On the other hand, progressives oppose the potential implementation of previously proposed executive orders that would impose restrictions on asylum or tighten immigration laws. They have urged Biden to utilize his executive authority as president to defend long-term residents of the country who are undocumented.

“People feel better about these enforcement-only measures for a brief moment, but they don’t genuinely address the issue. When Donald Trump attempted to close the border, it failed, according to Rep. Pramila Jayapal (D-Wash). ) on Wednesday.

Even Senate Minority Leader Mitch McConnell expressed agreement with Biden’s intention to act as an executive as long as the divided Congress is unable to pass immigration legislation.

Clearly, the Republican from Kentucky stated on Wednesday, “I’m not an advisor to the president.”. However, if I were, I would advise you to take action and give it your all. “.

Although he hinted that his party wouldn’t give up on efforts to craft a compromise bill, Senate Majority Leader Charles Schumer confirmed that “the administration is looking at what they can do administratively.”.

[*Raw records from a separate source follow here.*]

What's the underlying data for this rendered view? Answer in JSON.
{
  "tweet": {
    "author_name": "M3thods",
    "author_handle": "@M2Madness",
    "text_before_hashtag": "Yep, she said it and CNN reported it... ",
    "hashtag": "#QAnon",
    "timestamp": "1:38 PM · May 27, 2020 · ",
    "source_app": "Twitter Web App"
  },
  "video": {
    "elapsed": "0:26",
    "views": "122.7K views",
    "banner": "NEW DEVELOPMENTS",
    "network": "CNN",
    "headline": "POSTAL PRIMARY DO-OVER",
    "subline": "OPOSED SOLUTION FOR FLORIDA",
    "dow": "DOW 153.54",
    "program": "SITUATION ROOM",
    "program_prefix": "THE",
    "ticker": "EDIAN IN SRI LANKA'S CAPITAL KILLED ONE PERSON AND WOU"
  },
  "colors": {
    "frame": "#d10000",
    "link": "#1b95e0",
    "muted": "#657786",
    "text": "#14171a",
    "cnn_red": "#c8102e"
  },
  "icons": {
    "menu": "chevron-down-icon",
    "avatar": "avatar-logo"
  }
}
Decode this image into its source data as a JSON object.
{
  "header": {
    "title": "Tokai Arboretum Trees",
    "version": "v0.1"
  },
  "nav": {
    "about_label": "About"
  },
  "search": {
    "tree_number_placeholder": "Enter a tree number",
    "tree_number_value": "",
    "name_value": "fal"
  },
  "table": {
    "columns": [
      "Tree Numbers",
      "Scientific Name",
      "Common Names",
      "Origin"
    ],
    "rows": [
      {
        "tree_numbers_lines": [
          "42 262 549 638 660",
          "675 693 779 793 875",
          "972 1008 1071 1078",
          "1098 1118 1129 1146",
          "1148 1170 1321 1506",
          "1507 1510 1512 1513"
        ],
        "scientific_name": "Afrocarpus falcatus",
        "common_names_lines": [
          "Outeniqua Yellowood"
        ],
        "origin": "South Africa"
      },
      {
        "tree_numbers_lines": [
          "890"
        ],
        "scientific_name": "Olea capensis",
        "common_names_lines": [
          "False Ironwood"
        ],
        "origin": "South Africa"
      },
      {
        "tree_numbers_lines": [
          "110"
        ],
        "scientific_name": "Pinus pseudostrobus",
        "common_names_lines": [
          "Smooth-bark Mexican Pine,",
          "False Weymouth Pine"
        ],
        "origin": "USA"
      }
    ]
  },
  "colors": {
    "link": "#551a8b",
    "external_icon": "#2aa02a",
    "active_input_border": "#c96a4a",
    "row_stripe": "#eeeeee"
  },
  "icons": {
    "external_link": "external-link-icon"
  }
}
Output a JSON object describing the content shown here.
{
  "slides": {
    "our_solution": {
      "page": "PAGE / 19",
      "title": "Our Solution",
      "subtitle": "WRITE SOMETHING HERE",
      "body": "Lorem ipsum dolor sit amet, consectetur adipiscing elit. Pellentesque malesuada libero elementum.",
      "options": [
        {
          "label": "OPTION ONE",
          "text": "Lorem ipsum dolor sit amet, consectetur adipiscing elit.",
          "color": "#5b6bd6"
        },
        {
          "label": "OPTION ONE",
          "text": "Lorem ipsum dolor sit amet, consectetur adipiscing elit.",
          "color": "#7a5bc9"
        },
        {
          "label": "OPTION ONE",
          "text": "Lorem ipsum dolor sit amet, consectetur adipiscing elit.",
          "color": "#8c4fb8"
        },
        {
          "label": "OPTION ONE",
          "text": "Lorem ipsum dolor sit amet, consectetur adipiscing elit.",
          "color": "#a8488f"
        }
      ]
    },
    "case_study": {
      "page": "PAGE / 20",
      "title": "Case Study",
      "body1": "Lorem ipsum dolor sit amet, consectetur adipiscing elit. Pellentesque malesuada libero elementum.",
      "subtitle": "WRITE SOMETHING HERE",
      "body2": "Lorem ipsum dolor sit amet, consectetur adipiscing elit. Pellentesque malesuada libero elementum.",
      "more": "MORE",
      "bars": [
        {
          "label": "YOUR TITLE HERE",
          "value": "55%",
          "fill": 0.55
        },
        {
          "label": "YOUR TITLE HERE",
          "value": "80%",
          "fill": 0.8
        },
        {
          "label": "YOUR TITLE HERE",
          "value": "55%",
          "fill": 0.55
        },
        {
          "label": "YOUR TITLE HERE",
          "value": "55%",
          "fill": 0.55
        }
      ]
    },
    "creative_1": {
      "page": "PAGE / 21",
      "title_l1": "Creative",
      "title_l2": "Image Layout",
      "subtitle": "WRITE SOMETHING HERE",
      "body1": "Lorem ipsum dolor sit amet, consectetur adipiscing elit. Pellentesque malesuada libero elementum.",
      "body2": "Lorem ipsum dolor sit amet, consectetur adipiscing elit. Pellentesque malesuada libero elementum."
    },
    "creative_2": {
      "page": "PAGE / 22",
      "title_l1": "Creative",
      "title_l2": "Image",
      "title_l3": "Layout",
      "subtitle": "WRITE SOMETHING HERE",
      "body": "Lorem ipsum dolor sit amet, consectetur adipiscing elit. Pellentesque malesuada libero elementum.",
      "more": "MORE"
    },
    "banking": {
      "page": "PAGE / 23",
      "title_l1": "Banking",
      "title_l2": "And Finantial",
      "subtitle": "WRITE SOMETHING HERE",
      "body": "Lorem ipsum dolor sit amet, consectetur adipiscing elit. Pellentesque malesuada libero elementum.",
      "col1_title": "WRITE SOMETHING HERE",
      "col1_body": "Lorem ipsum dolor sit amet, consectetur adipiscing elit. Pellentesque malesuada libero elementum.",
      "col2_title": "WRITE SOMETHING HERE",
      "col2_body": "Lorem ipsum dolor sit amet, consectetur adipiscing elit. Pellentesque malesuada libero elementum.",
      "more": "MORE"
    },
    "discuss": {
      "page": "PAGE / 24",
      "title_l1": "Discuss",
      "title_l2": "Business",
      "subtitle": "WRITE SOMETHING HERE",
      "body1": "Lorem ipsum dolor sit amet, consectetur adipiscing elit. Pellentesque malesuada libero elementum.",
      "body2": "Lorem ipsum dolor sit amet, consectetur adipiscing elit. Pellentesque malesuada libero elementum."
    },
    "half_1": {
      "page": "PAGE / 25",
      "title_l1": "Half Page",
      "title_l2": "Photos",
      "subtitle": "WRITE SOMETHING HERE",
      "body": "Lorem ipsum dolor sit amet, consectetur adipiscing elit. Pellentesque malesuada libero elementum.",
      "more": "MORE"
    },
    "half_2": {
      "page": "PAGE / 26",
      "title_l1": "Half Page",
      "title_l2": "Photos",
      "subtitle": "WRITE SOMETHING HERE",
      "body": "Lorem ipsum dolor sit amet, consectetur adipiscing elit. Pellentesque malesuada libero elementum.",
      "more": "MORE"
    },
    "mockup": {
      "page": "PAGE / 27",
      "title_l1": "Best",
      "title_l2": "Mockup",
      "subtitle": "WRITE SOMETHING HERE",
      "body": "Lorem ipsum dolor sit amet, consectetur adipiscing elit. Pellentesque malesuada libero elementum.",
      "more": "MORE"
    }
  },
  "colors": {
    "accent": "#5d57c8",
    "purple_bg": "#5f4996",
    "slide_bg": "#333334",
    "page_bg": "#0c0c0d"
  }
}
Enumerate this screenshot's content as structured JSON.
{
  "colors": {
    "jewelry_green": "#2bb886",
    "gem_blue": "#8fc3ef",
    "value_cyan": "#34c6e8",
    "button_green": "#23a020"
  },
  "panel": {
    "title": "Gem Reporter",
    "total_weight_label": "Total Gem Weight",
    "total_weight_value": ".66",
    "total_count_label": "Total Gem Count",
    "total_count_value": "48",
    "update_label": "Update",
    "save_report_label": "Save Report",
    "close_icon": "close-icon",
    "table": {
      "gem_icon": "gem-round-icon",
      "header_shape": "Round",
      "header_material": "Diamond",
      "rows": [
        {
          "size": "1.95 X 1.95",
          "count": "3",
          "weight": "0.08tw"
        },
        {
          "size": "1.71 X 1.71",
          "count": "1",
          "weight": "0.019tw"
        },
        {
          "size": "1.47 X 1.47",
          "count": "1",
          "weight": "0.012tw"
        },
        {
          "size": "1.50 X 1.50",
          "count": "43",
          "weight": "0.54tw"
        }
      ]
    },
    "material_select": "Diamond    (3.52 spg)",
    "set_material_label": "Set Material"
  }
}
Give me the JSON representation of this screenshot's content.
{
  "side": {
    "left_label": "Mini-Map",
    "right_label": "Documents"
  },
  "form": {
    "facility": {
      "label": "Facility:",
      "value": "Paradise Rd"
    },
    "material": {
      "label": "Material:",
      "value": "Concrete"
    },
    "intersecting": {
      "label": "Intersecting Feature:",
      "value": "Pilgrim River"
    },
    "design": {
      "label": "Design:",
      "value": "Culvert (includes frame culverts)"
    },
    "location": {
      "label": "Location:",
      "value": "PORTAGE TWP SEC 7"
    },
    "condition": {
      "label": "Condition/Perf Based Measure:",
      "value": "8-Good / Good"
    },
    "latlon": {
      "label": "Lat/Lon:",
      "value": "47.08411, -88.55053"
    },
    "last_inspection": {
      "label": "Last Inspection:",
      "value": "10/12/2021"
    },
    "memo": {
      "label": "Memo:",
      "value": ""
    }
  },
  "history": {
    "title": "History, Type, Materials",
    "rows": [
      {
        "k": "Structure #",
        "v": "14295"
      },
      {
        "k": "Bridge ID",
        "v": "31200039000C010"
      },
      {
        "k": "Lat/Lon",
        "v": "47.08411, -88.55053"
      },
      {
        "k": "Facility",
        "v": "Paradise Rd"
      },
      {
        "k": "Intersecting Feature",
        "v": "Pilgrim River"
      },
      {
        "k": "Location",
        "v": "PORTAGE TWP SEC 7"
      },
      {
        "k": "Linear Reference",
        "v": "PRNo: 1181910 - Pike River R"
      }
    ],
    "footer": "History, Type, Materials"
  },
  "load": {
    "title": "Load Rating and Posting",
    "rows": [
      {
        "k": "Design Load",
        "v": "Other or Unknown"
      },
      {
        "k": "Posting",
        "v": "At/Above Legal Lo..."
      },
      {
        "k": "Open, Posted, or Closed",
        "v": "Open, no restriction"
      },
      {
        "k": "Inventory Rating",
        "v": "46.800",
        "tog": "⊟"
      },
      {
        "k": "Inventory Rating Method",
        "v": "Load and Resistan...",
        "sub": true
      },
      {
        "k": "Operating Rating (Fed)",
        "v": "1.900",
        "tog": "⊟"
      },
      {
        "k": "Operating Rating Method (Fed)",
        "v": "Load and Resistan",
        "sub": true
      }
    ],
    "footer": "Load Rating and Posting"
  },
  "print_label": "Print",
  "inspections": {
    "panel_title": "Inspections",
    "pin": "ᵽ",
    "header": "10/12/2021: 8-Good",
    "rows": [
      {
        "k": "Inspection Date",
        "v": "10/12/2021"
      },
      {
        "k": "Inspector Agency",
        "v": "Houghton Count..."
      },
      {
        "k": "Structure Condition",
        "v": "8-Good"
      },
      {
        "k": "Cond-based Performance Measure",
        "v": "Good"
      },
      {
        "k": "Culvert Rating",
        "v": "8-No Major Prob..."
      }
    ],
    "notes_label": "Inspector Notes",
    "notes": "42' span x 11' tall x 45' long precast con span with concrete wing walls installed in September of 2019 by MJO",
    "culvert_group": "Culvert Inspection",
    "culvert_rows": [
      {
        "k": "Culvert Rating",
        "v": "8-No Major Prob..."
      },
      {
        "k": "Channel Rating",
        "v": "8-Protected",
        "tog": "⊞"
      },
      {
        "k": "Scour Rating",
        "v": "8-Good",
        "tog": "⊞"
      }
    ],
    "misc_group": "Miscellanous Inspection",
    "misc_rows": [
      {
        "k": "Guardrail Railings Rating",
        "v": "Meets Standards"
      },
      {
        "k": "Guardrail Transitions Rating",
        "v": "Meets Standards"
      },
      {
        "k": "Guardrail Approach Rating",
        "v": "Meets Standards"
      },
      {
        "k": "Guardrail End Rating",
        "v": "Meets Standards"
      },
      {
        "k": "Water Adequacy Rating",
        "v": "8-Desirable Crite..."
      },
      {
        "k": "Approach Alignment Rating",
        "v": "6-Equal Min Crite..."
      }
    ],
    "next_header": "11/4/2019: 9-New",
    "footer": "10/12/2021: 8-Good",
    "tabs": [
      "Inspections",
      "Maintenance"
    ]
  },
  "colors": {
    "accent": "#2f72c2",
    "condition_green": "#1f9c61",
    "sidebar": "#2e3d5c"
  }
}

Sen. Christie, Chris (D-Conn. one of the main writers of that unsuccessful compromise bill, declared he would try to reconnect with Republicans who opposed the plan three months prior during the upcoming weeks.

The Republican counterpart to Murphy in the immigration negotiations, Sen. James Lankford from Oklahoma. ), claimed he was unaware of the new endeavor and that he hasn’t recently discussed the issue with the Democrat.

Lankford remarked of the administration in a brief interview, “There’s a million things they could do that they have not done for the last three years.”.

The author of this report is Burgess Everett.